U.S. government have turned to the safety of bonds throughout 2020, even as stocks overcame stumbles to set more records. The 10-year yield on Monday was near its intraday record low of 1.325% set in July 2016, according to Tradeweb. The 30-year Treasury yield fell further after setting its own record low, down to 1.83% from 1.92% late Friday.
Traders are increasingly certain that the Federal Reserve will cut interest rates at least once in 2020 to help prop up the economy. They're pricing in a nearly 95% probability of a cut this year, according to CME Group. A month ago, they saw only a 68% probability.
Of course, some analysts say stocks have been rising in recent weeks precisely because of the drop in yields. When bonds are paying such meager amounts, many investors say there's little real competition other than stocks for their money.
The view has become so hardened that "There Is No Alternative," or TINA, has become a popular acronym on Wall Street. Even with Monday's sharp drops, the S&P 500 is still within 4.2% of its record set earlier this month.
The Dow lost 1,031.61 points, or 3.6%, to 27,960.80. The S&P 500 index skidded 111.86 points, or 3.4%, to 3,225.89. The Nasdaq dropped 355.31 points, or 3.7%, to 9,221.28 - it's biggest loss since December 2018.
The Russell 2000 index of smaller company stocks gave up 50.50 points, or 3%, to 1,628.10.
Investors looking for safe harbors bid up prices for U.S. government bonds and gold. The yield on the 10-year Treasury note fell sharply, to 1.37% from 1.47% late Friday.
In commodities trading, benchmark crude oil fell $1.95 to settle at $51.43 a barrel. Brent crude oil, the international standard, dropped $2.20 to close at $56.30 a barrel.
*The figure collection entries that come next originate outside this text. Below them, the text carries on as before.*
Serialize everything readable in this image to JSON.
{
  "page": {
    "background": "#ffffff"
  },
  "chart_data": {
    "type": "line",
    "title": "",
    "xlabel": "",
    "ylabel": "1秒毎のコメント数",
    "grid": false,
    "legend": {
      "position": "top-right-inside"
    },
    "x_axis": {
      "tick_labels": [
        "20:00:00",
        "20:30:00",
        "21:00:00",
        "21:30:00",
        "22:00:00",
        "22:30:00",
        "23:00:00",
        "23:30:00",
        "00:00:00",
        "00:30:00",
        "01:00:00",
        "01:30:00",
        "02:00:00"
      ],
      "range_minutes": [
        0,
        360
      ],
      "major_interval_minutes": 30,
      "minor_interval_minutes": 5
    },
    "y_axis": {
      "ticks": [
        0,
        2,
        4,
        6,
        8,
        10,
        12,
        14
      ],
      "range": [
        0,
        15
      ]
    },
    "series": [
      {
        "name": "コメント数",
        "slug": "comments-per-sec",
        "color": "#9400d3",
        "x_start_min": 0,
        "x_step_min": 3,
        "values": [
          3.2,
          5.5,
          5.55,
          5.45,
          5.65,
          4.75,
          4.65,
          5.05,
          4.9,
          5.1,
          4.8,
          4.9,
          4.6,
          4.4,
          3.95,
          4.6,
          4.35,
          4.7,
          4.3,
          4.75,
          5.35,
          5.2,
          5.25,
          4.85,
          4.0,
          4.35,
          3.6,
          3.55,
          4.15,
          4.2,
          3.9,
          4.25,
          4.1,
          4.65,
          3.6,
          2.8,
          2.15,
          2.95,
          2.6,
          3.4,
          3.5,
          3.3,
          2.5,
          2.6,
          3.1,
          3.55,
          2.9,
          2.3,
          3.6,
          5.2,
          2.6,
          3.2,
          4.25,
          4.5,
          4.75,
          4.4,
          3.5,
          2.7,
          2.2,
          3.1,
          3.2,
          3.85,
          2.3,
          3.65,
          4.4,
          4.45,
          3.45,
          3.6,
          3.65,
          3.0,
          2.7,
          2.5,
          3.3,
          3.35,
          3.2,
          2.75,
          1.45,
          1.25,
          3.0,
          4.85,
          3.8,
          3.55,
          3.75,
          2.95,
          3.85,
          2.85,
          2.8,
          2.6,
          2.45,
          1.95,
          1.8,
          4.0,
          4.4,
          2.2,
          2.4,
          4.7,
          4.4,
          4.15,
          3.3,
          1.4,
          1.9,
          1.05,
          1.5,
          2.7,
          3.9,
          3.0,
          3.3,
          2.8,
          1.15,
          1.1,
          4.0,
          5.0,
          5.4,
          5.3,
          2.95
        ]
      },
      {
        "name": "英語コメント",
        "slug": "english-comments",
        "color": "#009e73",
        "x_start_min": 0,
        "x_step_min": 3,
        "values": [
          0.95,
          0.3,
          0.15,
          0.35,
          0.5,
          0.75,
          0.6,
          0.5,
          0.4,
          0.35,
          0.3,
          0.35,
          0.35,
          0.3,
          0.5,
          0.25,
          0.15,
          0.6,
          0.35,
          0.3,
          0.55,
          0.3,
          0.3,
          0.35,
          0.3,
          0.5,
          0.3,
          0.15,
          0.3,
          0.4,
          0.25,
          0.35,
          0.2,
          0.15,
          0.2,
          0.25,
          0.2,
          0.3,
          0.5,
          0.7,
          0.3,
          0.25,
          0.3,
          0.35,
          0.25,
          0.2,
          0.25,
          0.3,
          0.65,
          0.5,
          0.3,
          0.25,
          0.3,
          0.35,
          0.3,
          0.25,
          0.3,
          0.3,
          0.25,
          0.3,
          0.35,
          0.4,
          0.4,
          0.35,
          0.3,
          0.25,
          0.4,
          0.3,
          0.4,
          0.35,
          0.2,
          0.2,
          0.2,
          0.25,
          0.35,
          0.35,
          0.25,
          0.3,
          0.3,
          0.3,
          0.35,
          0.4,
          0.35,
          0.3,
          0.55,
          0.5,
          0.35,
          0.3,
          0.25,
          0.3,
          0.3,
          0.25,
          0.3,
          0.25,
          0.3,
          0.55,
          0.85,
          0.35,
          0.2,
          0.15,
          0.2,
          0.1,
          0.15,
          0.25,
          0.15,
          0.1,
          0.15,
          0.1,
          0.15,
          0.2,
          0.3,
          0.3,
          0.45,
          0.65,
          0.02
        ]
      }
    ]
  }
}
Wholesale gasoline fell 4 cents to $1.61 per gallon. Heating oil declined 8 cents to $1.61 per gallon. Natural gas fell 8 cents to $1.83 per 1,000 cubic feet.
Gold rose $27.80 to $1,672.40 per ounce, silver rose 35 cents to $18.87 per ounce and copper fell 3 cents to $2.59 per pound.
The dollar fell to 110.74 Japanese yen from 111.62 yen on Friday. The euro weakened to $1.0842 from $1.0858.
AP Business Writer Stan Choe contributed.